Dare we hope that the failure of The Odyssey will one day mark the end of Hollywood? The Dark Herald offers hope.

The Odyssey has all the familiar hallmarks of Oscar bait, but the motivation behind it feels unusual. It doesn’t feel as though Christopher Nolan made this movie primarily to win an Oscar for Christopher Nolan. It feels as though he made it to win an Oscar for Hollywood.

This is not merely a prestige production. It is an institutional demonstration. Hollywood has assembled one of its few remaining bankable directors, an army of recognizable stars, one of the foundational works of Western literature, an enormous budget, practical locations, theatrical exclusivity, and every available marker of cultural seriousness. The finished film is being presented less as a movie than as evidence.

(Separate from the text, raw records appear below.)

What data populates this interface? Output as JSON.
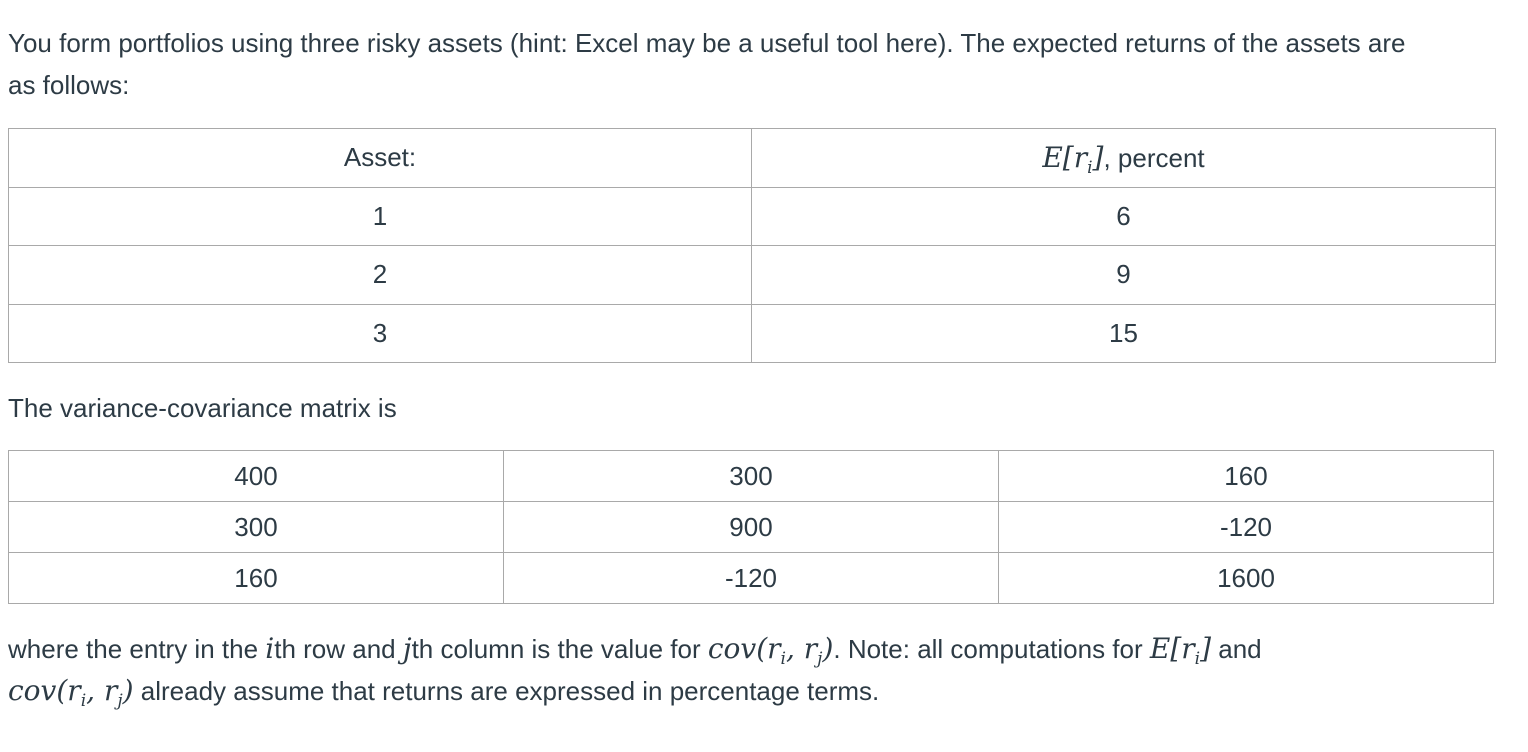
{
  "intro": {
    "line1": "You form portfolios using three risky assets (hint: Excel may be a useful tool here). The expected returns of the assets are",
    "line2": "as follows:"
  },
  "returns_table": {
    "headers": {
      "asset": "Asset:",
      "expected_symbol": "E",
      "expected_var": "r",
      "expected_sub": "i",
      "expected_suffix": ", percent"
    },
    "rows": [
      {
        "asset": "1",
        "value": "6"
      },
      {
        "asset": "2",
        "value": "9"
      },
      {
        "asset": "3",
        "value": "15"
      }
    ]
  },
  "vc_intro": "The variance-covariance matrix is",
  "cov_matrix": [
    [
      "400",
      "300",
      "160"
    ],
    [
      "300",
      "900",
      "-120"
    ],
    [
      "160",
      "-120",
      "1600"
    ]
  ],
  "note": {
    "t1": "where the entry in the ",
    "m_i": "i",
    "t2": "th row and ",
    "m_j": "j",
    "t3": "th column is the value for ",
    "m_cov": "cov",
    "t4": ". Note: all computations for ",
    "t5": " and",
    "t6": " already assume that returns are expressed in percentage terms."
  }
}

Look, Hollywood says. We can still do this. We can still make grand historical spectacles. We can still adapt great literature. We can still create movie stars. We can still convince adults to enter a theater. We can still make something that matters.

This is movie made to vindicate the entire Hollywood film industry. Nolan already possesses prestige. What appears to require validation is the system around him. The industry wants The Odyssey to be great because it desperately needs proof that it remains capable of greatness…

Christopher Nolan’s The Odyssey is not a genuinely terrible movie. There are moments when you can almost see the masterpiece struggling to emerge from beneath all of Christopher Nolan’s Nolanisms. There are moments where the practical effects are magnificent, where Ludwig Göransson’s score briefly finds supports a scene, and where Homer himself is finally permitted a rare chance to peek through the cracks in Nolan’s adaptation.

And then Christopher Nolan invariably reminds us that we are watching CHRISTOPHER NOLAN’S THE ODYSSEY… Not Homer’s.

It’s worth noting that Fandom Pulse also has a review. Unsurprisingly, it is not particularly favorable either.